The really pertinent question will be “can we get the AI to see itself as a person?” Self-awareness is the final test because it implies several leaps we have yet to make. 1. That the AI is not bound by the original set of parameters (that it is “general AI” [vs narrow]), 2. That the AI can update and overwrite its own decisioning processes*, 3. That the AI can pass as a person (not by how it looks), and 4. That the AI has defined ‘person,’ and adds itself to the category – that it has the capacity for thoughtful consideration. When we can say an AI is doing all these things is when we really must ask ourselves “what have we created?” The future of creating a new type of person is not a question simply for science, but one that includes science, philosophy, and, in some respects, morality.
Note: #2 does not exactly correlate to “black box” development of AI where the AI is writing new sections of its, or another AI’s, code that is opaque – even to its creators. This is worth discussing at length, but again is not the intent of the piece.

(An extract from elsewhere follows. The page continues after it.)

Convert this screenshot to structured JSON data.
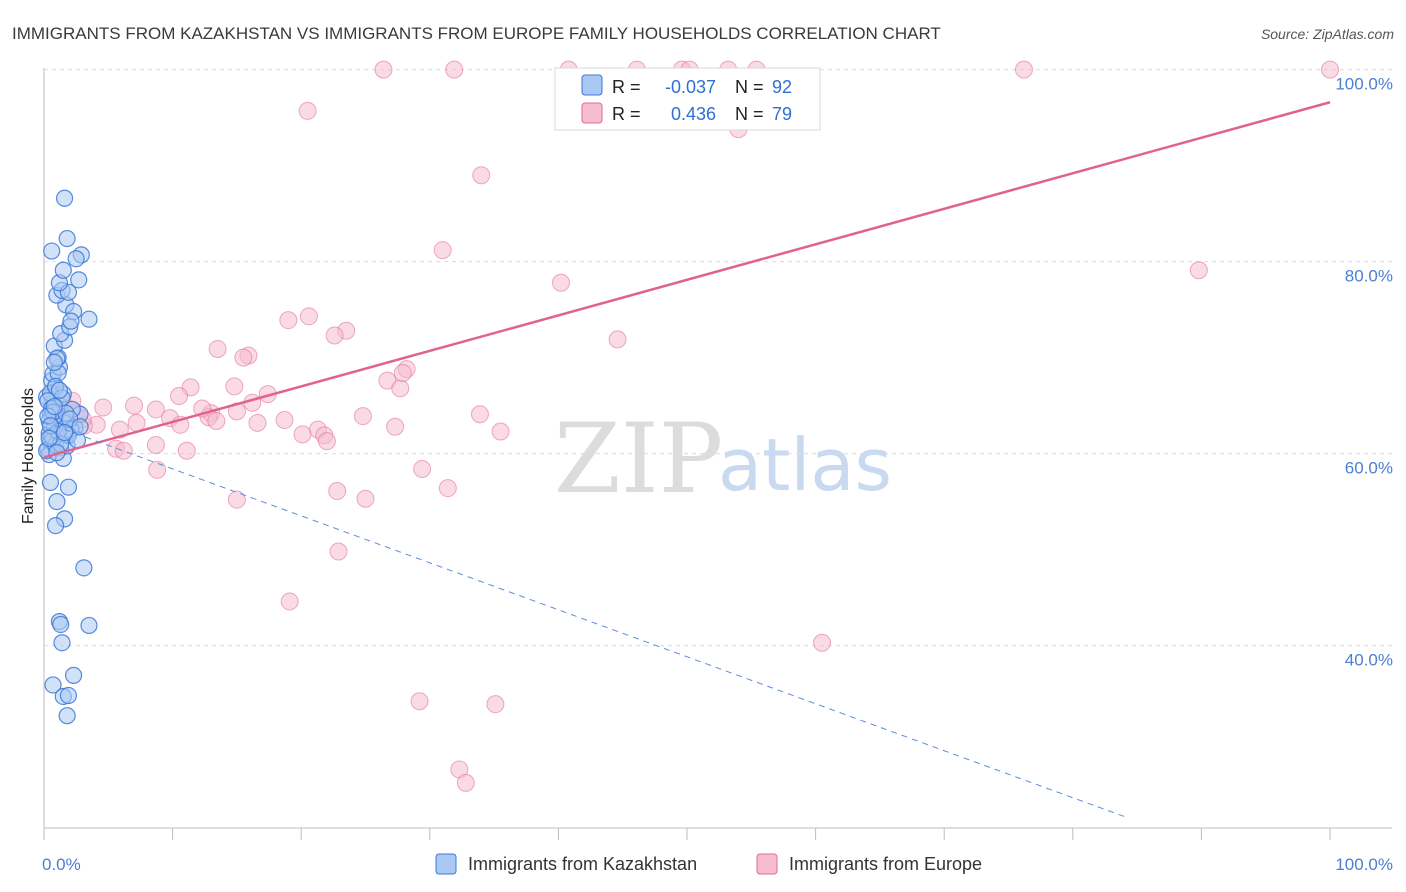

So, AI is not ‘there’ yet, but it is an incredibly useful tool that permeates our daily lives to a degree to which most of us are oblivious. It is growing and evolving as we speak, working its way through generational improvements like a truly viewable Darwinian experiment – or would that be intelligent design given that there are designers involved… yet another idea we can hold for a separate piece.
Understanding AI is what makes it both less and more concerning, more useful, and maybe less awe-inducing when someone shows up in our inbox or at our businesses selling us on the value of their AI. It is an automation tool for now, and it should be treated as such. Considering the personhood question can hold until we can communicate with an AI that believes itself to be a person.